Meander does offer a fishing day posted in the Youngstown Vindicator and a plant tour...You have to apply for it and names are drawn randomly, it's a one day deal and ya have to fish near the water plant with artificial bait only...I was drawn for it 2 years ago..my draw date was in Oct...You can call the water plant and ask when the tour and fish day is gonna be posted.....


----------



## vc1111 (Apr 13, 2004)

Jogger man....the litter I could imagine. But trees being burned down? You must fish around a rough crowd.


----------



## jlew (Dec 26, 2011)

how many state record fish do you think are in that place? i've seen stringers of 15 ince crappie and four and 5 pound bass both small and largemouth .
but with all the fallen timber it that place it seams like only a matter of time before there is a fire.


----------



## WISH IT WAS YOU (Jul 25, 2006)

meander is the absolute best lake in ohio. ive fished their a couple dozen times. its loaded with huge crappies thee nicest bass ive ever seen in ohio small and largemouth. the lake is also infested with northerns and they do have eyes in the lake as well only caught 2 outa their but then again i was never in a boat  and they do have a legal fishing day as mentioned earlyer my dad got drawn for it and the dam part of the lake is not the part you wanna focus on the northern end of the lake is where its at. i wish the odnr would throw nets in that lake and at least milk the northerns and get a program started back up with stocking them in specific lakes. its sad though from when i have been in their you can see the trash from the others that have been in their and dont know how to clean up trash thats a reason i wouldnt want to see the lake opened up to the public people are too damn ignorant. when your in their you feel like your in the primmest of all waters in the world. its a hell of a place


----------



## jiggerman (Nov 2, 2009)

Vince one match and that place would be up in smoke in minutes, have you ever been in there, if not you might want to walk through there one time and you will know what i mean.Good Luck


----------



## cfioritto (Mar 25, 2012)

Check this out.

http://www.wkbn.com/content/news/lo...r-in-Rare-Opening/52mQ4enznE-XwzIi4kAnXQ.cspx

Don't get excited. It is from 2010.


----------



## BASSINaDL (Aug 24, 2010)

I was thinkin about taking some camo in that place and just make a day of it after these previous posts. Hmm, a couple dozen times? So what would be the chances of getting "caught" on a little adventure like this?


----------



## ezbite (May 25, 2006)

BASSINaDL said:


> I was thinkin about taking some camo in that place and just make a day of it after these previous posts. Hmm, a couple dozen times? So what would be the chances of getting "caught" on a little adventure like this?

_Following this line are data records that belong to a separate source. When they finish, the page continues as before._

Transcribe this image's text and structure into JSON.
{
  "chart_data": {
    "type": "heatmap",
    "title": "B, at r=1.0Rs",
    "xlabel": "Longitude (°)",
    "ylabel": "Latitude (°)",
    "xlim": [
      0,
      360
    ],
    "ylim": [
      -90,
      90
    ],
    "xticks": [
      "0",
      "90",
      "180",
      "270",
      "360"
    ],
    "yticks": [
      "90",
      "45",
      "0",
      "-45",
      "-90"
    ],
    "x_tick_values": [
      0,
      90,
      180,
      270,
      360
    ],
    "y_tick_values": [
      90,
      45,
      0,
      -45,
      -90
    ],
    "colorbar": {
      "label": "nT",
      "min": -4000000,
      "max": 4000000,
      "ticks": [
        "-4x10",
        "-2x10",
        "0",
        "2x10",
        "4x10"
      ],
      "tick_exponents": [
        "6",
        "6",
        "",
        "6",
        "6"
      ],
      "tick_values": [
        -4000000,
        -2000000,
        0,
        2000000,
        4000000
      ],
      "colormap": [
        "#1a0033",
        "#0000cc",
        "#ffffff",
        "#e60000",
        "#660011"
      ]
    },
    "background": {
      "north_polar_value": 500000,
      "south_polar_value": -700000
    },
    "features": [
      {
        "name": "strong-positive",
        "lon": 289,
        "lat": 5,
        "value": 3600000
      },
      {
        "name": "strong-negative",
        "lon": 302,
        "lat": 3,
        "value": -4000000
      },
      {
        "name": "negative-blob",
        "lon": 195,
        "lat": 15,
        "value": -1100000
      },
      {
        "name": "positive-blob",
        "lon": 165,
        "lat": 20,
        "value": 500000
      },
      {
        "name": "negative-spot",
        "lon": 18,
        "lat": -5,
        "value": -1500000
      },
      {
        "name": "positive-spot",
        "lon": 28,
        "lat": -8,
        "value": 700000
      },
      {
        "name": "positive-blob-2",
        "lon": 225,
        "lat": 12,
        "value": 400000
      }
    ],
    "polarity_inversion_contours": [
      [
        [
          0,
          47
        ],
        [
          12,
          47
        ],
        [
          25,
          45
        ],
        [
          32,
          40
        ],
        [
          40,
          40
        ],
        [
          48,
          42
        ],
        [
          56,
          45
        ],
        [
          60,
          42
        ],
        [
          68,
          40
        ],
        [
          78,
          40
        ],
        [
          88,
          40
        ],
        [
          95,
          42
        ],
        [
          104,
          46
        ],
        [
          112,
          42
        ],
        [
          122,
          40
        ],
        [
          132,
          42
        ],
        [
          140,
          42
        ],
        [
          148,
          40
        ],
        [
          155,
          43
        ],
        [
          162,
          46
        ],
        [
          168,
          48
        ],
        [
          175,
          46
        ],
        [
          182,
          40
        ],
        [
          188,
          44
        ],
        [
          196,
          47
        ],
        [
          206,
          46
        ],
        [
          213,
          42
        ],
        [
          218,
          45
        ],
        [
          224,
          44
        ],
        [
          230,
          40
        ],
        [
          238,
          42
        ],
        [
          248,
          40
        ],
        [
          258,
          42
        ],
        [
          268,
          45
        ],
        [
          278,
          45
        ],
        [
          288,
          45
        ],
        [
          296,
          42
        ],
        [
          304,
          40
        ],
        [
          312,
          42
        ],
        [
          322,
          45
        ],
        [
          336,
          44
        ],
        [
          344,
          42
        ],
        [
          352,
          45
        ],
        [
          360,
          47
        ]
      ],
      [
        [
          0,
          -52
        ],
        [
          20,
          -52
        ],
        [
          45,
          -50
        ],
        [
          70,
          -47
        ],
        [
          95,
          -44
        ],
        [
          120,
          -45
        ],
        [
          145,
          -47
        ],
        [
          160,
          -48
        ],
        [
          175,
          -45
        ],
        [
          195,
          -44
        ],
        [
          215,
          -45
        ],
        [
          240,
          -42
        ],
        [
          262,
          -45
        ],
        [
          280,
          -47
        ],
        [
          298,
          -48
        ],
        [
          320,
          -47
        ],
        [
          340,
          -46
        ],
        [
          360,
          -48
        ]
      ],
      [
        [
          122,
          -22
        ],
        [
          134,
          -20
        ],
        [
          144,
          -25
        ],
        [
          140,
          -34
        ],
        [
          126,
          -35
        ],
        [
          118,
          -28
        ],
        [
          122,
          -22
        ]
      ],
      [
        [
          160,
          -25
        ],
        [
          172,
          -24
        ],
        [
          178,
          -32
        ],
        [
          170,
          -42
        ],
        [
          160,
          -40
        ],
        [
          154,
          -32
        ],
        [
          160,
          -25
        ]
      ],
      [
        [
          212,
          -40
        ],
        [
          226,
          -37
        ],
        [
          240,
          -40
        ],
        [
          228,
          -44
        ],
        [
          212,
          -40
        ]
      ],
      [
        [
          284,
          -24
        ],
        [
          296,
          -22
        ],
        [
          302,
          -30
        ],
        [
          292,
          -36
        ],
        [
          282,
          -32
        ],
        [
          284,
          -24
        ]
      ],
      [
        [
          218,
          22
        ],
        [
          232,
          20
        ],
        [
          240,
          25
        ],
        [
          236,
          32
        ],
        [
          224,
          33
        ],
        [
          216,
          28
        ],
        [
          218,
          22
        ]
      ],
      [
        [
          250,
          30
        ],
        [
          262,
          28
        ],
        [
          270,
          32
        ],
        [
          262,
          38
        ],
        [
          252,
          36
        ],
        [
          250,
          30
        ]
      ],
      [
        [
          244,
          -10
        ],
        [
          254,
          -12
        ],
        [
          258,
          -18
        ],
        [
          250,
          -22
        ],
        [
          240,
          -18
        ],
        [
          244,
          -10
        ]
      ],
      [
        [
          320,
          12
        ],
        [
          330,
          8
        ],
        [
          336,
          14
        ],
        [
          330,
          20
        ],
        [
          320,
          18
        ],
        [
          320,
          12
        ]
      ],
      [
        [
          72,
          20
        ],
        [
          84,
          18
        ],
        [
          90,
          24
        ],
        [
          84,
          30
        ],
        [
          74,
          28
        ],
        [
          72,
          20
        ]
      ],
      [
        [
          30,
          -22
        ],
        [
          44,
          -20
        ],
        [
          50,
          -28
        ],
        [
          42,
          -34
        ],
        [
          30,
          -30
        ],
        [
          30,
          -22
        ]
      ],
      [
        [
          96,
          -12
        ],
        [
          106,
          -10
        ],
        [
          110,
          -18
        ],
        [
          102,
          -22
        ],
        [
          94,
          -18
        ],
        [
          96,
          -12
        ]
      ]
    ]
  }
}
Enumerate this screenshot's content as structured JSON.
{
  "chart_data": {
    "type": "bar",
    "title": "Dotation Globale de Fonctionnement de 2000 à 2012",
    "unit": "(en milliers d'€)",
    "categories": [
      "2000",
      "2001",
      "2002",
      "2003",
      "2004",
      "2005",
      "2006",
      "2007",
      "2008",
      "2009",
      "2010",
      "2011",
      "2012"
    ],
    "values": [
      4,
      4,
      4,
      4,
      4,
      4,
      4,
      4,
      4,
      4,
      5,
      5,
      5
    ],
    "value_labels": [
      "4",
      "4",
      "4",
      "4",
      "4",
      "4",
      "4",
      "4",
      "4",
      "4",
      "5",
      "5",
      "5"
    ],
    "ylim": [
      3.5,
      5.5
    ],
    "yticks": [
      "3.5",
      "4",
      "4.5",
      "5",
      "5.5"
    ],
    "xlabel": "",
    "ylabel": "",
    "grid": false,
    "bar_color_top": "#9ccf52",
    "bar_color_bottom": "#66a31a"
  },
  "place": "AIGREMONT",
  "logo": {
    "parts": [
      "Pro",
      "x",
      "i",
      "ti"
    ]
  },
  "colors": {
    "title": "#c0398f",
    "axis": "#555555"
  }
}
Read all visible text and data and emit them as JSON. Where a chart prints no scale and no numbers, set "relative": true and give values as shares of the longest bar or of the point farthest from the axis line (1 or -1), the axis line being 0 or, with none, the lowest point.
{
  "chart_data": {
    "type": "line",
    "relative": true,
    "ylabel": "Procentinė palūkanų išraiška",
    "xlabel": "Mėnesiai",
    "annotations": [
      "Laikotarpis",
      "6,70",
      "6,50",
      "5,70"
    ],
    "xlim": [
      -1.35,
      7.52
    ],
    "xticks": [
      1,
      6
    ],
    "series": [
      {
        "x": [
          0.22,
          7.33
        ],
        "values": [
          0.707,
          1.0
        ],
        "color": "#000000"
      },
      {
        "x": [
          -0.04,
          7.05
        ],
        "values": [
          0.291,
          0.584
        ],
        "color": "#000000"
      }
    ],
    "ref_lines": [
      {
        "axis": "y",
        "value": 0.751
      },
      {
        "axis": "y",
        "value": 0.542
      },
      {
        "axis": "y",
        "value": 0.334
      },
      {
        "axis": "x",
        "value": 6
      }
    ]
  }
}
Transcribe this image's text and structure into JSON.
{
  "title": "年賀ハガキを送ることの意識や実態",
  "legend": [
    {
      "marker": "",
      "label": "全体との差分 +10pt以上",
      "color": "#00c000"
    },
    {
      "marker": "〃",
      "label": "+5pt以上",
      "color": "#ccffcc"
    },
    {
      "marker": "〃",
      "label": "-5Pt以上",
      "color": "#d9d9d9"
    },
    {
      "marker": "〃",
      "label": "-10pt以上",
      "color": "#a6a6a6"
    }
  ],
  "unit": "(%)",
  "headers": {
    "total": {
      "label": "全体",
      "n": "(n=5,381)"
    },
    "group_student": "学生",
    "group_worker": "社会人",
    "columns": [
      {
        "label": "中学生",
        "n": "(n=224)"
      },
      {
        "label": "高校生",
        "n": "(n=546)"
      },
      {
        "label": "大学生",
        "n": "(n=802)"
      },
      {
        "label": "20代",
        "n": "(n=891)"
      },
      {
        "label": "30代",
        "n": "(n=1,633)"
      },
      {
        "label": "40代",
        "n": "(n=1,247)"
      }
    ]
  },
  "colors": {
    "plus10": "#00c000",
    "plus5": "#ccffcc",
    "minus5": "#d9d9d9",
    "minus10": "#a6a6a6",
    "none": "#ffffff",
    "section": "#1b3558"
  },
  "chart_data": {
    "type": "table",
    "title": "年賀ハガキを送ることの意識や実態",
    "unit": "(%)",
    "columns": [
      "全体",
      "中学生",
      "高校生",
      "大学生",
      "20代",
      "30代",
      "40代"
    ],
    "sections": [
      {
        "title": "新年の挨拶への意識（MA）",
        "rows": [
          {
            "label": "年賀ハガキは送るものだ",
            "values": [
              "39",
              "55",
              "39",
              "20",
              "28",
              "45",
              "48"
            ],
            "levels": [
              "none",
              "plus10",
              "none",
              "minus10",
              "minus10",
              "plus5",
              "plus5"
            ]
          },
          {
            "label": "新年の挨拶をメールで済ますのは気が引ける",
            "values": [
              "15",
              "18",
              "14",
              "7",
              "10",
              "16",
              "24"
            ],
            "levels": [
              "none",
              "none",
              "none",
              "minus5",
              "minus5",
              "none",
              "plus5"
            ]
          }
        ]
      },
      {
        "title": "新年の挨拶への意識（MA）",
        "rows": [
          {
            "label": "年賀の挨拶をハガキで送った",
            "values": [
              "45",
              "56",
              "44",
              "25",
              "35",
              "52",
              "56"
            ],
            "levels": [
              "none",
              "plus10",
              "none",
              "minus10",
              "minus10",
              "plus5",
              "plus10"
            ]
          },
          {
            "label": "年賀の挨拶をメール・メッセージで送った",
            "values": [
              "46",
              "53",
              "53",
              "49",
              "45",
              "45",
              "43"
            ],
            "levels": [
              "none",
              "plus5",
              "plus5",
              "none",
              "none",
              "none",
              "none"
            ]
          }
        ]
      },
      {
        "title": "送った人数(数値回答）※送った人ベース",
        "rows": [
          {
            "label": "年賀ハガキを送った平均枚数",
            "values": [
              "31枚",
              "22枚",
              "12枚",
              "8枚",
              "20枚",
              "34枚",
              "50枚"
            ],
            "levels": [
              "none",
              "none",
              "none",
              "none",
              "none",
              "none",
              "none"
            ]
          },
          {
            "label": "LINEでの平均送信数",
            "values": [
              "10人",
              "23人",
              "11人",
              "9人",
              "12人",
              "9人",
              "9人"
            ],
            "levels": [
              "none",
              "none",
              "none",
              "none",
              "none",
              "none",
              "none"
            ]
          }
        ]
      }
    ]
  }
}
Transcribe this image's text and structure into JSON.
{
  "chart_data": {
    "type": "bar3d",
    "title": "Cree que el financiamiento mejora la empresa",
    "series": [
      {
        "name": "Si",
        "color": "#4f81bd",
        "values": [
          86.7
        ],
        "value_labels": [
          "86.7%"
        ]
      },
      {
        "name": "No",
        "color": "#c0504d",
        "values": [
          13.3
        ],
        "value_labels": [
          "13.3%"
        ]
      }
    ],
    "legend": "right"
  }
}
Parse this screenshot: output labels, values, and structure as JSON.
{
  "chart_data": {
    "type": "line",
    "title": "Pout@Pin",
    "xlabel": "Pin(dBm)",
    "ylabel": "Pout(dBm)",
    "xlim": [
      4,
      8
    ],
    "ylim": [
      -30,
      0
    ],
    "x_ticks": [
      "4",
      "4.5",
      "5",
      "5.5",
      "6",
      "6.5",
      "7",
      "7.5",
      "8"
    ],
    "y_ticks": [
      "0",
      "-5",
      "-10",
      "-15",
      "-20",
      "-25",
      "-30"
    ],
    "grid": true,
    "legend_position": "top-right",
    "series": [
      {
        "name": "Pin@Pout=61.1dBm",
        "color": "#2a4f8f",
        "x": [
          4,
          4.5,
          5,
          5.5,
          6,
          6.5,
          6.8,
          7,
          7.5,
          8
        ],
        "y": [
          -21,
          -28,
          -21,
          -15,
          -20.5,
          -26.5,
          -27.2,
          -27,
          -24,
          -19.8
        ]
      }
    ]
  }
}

i surely hope this is a joke ...

i used to know a guy named steve, he was a very polish guy that married a big blond hillbilly gal, they called their kid a polebilly, i can still remember going sucker gigging with him.lol. anyhow.lol. hahaha, i just love telling that story. BUT!! fishing meander is not allowed. but steve would, he didnt care. he'd grab a zebco 202 (no pole) with a white marabo jig and bring back buckets of crappie from the bridge. keep in mind this was back when winston cigerets were cool. he never got caught because while fishing from the bridge with his zebco 202, if a LEO would pull up, he'd simply drop it into the lake, no evidence.. he'd always just tell them he's looking at the lake.. he'd bring back some monster crappie..


----------



## Net (Apr 10, 2004)

As mentioned, Meander Reservoir is posted no trespassing...which brings this discussion to a close.


----------